Now, let’s get into the function of the piston rings and describe how these three rings protect your engine as well as help maintain the performance of your engine.
As the piston travels back and forth within the cylinder, oil is dispensed to lubricate the piston and the cylinder walls. Since the piston is moving at a high rate of speed, friction can create an immense amount of heat and without the oil to lubricate, the metal piston could fuse itself to the metal cylinder wall, stopping the engine — not good.
In the image below, you can see that we have labeled the three rings. The top ring is the Compression Ring. This ring helps keep the pressure within the combustion chamber without letting it “leak” down the sides of the piston. The second ring serves a dual purpose. It too helps keep the compression from sneaking by. Because the rings float within their space, the compressed air can slip by the top ring and sometimes the second ring. This is known as blow by. The second function of the second, or middle ring, is to wipe the cylinder walls and pull any oil back down into the engine, keeping it from traveling up into the Combustion Chamber. The last ring, or lowest ring is strictly there for the purpose of collecting oil from the cylinder walls and returning it to the engine.

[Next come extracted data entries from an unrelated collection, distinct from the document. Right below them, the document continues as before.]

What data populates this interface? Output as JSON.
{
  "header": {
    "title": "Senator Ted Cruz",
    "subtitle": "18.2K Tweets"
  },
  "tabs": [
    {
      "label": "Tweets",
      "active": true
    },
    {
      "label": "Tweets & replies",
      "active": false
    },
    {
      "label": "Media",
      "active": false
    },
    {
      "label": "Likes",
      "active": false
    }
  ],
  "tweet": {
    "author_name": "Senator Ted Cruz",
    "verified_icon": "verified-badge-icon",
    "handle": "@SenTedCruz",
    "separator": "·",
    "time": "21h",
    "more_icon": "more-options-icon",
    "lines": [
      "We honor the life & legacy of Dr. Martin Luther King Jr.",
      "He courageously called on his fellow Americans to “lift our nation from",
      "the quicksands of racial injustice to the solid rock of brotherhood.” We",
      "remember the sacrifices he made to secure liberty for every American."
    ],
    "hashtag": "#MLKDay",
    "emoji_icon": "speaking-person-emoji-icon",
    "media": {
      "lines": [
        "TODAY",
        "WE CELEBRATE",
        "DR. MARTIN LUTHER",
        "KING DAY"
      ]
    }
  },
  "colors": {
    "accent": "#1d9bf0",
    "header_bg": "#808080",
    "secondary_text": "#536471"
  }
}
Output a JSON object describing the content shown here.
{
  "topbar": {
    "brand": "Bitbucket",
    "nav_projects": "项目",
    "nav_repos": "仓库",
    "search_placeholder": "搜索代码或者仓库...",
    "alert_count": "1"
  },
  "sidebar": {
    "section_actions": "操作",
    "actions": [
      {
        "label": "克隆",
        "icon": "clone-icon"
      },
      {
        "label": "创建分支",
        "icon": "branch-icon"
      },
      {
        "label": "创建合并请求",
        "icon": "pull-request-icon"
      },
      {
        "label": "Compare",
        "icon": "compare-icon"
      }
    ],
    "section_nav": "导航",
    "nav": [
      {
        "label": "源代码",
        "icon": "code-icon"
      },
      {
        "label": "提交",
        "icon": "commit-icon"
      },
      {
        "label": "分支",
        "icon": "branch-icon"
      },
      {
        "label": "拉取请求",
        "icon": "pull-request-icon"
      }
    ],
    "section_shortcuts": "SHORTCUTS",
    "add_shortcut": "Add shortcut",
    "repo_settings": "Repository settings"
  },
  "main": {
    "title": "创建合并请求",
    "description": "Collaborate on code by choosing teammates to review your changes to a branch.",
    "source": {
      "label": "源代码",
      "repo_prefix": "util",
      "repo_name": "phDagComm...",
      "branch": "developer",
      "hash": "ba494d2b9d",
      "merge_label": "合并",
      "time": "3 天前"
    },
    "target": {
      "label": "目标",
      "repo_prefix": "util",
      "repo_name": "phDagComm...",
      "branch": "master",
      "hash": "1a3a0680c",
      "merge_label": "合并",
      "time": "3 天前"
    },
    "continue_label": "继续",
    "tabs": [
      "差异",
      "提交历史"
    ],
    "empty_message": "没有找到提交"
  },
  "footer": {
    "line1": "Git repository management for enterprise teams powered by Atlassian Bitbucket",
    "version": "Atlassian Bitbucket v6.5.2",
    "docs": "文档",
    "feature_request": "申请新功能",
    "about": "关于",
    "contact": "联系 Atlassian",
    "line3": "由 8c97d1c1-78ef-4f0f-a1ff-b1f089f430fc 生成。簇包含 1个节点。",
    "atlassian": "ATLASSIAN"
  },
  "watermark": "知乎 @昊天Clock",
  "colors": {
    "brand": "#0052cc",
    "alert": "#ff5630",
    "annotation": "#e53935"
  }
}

As engines get older, piston rings can become worn and the chances of blow by get higher, just because the rings are not as tight as they once were. This can affect the performance of your engine. If a ring were to break, it could cause serious damage to the cylinder and cylinder walls. Unfortunately, inspecting rings is not something that is easy and quite frankly does not make sense. You would need to “tear down”, or take apart, your engine to see these rings and that can be very expensive. If you were to do this, you might as well replace the rings while you have everything exposed.
The most effective way of helping your engine and piston rings last a long time is follow the owner’s manual for regularly scheduled maintenance, including oil changes.